It’s a tense scene even for people who aren’t familiar with Crystal Dynamics’ 2013 Tomb Raider video game. Doing everything she can to avoid capture and the strong threat of sexual violence, Lara breaks his grasp by biting him, then grapples with him in the mud, finally killing him by drowning him in a puddle. In one particularly brutal scene in the new Tomb Raider film, protagonist Lara Croft (Alicia Vikander) wrestles with a mercenary in the jungle. Hmm.Warning: spoilers ahead for the 2018 Tomb Raider film and the 2013 Tomb Raider video game. On the positive side the game is fairly violent so that should convince them to go for a R rating and focus on the survival horror perspective perhaps (which will likely lower the budget) or they tone down the violence part aiming for a young adult audience (which would be a bad idea, but a good idea financially).Īll in all, TR2013 has awesome potential to make an amazing film if, and only if, they have the guts to throw out the things that didn't work in the game and alter whatever they need to alter with no regards to the film having to tie in with the rebooted universe's canon.
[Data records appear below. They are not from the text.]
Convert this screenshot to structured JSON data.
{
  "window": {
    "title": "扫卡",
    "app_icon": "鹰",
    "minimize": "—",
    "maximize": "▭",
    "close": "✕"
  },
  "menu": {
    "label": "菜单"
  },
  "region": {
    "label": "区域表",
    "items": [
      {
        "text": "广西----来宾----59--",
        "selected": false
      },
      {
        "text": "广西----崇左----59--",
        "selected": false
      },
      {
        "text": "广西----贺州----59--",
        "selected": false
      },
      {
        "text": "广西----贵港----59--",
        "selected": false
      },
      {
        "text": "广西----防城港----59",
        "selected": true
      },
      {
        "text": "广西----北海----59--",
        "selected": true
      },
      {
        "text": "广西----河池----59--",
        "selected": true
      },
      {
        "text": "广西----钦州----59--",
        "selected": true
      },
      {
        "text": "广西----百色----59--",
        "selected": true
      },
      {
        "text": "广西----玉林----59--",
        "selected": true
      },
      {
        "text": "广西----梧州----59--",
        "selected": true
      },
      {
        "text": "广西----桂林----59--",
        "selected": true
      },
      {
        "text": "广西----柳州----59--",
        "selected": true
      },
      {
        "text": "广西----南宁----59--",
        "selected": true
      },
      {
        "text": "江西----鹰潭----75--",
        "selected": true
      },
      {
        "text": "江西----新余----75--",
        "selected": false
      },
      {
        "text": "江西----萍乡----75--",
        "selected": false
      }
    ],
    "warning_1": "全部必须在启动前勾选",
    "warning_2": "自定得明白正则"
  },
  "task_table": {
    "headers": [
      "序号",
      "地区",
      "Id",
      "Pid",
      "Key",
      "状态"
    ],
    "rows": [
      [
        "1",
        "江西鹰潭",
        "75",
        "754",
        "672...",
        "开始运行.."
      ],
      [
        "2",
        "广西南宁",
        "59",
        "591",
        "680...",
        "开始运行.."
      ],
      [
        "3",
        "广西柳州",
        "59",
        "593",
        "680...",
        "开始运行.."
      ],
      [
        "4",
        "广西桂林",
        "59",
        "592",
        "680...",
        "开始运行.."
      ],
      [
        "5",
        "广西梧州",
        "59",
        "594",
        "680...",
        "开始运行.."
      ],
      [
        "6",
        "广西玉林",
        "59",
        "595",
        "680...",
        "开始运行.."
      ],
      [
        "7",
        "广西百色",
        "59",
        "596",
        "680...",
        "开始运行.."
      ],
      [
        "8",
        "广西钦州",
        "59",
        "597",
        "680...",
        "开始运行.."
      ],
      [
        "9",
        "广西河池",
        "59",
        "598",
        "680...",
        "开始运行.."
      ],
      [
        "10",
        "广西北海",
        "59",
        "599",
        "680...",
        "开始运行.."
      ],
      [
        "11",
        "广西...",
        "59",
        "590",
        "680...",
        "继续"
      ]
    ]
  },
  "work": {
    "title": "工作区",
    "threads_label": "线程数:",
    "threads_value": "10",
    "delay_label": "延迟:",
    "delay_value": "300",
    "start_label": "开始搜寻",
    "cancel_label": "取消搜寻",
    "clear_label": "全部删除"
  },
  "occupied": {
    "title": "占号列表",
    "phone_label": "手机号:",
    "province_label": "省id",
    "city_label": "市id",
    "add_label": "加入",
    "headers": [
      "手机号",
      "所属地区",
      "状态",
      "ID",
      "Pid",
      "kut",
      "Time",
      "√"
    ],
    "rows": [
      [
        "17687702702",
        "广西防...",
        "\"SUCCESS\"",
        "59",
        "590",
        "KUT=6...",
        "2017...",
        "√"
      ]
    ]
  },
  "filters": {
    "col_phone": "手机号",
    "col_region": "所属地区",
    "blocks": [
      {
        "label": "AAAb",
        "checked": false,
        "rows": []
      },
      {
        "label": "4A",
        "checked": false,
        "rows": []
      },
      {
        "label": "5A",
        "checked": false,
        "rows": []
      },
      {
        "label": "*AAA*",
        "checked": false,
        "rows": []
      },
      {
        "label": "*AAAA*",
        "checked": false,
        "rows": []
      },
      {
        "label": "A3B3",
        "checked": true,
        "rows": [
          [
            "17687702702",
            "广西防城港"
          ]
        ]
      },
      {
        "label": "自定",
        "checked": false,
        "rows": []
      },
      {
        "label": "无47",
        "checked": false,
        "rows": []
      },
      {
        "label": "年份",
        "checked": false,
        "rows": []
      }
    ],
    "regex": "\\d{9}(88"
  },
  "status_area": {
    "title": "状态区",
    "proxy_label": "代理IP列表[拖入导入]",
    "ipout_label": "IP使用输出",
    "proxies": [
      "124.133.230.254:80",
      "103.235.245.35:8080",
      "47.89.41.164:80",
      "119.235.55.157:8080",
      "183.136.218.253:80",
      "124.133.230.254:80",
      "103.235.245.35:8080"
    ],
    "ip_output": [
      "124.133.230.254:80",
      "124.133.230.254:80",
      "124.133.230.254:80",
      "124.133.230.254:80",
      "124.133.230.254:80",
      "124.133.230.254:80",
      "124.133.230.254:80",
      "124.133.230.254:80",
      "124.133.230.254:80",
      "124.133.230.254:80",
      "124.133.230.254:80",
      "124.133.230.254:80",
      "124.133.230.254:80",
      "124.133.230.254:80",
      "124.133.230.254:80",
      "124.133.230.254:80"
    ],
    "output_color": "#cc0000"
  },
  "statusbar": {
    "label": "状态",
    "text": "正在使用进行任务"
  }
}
If they do that the film will no longer seamlessly tie in with the games as they originally intended. On the second hand this means some work will have to be done in order to remove the most cliche elements of the game and probably even remove/alter some supporting characters altogher.

On the one hand the game is rather easy to translate to film as the game is already adhering to the Hollywood formula. Previously we only knew that the film would tie in with the rebooted universe which could of course mean it the film had an original story not featured in the games/comics. Well, at least that's confirmation the film will indeed be based upon the first game. Of course she is reffering to Tomb Raider 2013 )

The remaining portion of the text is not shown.